CtcLink is designed to tie together most financial, student scheduling and employee functions at the community colleges throughout the state. Community college staff and administrators at the two test sites urged the State Board for Community and Technical Colleges to delay launching the system last summer, saying it wasn’t ready. From the beginning, the software was full of bugs: some students couldn’t register for classes, some couldn’t get financial aid, while others got too much financial aid and some personal information were not secure. Some employees weren’t paid and the accounting functions weren’t working.

Statewide, the delays, fixes and overtime to troubleshoot the software system could add $10 million to the cost of the project, Washington legislators were told in January.

At CCS, the software implementation could cost $1.3 million in staffing, much of that spent on overtime, Johnson said. Those additional costs stretched already thin resources.

Community Colleges of Spokane asked the State Board for Community and Technical Colleges for help with the additional staffing costs. Spokeswoman Laura McDowell said the board hasn’t decided whether to provide any funds.

“That was not expected,” Johnson said. “We hadn’t planned for that.”

A change in how the State Board for Community and Technical Colleges distributes money also is affecting CCS’s finances. The allocation change funnels more money toward specific high-need programs, adult basic education and changes how much money schools will receive based on student performance. Johnson said the overall effect of these changes is to provide more money for smaller colleges.

“I have to say the new formula that was adopted basically favors smaller colleges,” Johnson said. “The assumption is that when you are bigger you can absorb cuts better.”

The final factor, Johnson said, is a class action lawsuit filed in 2006 on behalf of state employees wrongly omitted from state employer-paid health insurance. The settlement required the state pay $80 million. Of that, the 34 state community colleges had to divvy up $13.4 million in settlement costs.

McDowell said these factors, combined with a general lack of financial support for community colleges, are stretching school resources across the state.
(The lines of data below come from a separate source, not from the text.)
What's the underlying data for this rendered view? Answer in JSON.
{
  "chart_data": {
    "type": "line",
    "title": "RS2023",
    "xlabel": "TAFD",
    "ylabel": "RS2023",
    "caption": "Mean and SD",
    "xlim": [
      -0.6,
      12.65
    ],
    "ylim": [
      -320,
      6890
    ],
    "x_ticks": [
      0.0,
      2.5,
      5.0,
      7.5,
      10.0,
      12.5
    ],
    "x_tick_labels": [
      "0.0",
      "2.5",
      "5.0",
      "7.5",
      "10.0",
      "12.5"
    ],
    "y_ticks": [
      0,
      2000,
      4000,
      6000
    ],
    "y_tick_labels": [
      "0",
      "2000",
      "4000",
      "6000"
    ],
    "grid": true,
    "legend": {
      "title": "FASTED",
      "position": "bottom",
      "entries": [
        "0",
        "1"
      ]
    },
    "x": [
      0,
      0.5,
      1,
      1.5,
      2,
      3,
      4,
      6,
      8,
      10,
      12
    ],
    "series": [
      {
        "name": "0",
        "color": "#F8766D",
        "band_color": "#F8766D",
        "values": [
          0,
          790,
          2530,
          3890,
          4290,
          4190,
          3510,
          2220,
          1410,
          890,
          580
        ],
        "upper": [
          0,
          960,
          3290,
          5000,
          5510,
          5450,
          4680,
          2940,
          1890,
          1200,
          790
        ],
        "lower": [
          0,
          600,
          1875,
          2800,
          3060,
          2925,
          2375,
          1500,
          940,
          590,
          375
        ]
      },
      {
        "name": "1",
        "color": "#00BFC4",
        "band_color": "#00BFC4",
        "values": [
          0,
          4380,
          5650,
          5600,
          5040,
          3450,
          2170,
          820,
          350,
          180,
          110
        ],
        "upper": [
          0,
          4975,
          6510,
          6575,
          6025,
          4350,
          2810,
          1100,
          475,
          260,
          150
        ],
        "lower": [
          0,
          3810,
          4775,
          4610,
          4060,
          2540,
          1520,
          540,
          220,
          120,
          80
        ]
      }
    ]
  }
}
“Our community college system is really being starved by the Legislature,” she said. “We are seeing levels of funding that precede the recession in terms of state support.”

SCC President Ryan Carstens said cuts would be made strategically, with an eye toward minimizing the impact on students.

“It is frustrating to see that some decisions will not be as favorable for our district,” he said. “But we are a statewide system so we have to work with those decisions.”

Gullickson said six SFCC buildings will be closed during the summer to save on energy costs. Additionally, she said SFCC won’t fill a vice president opening. Staff and faculty at SFCC understand that the cuts are largely out of the college’s control, although that doesn’t make it any easier, she said.

“I can tell you even having the conversation is hard,” Gullickson said. “It’s hard for people who are worried about their colleagues not having jobs.”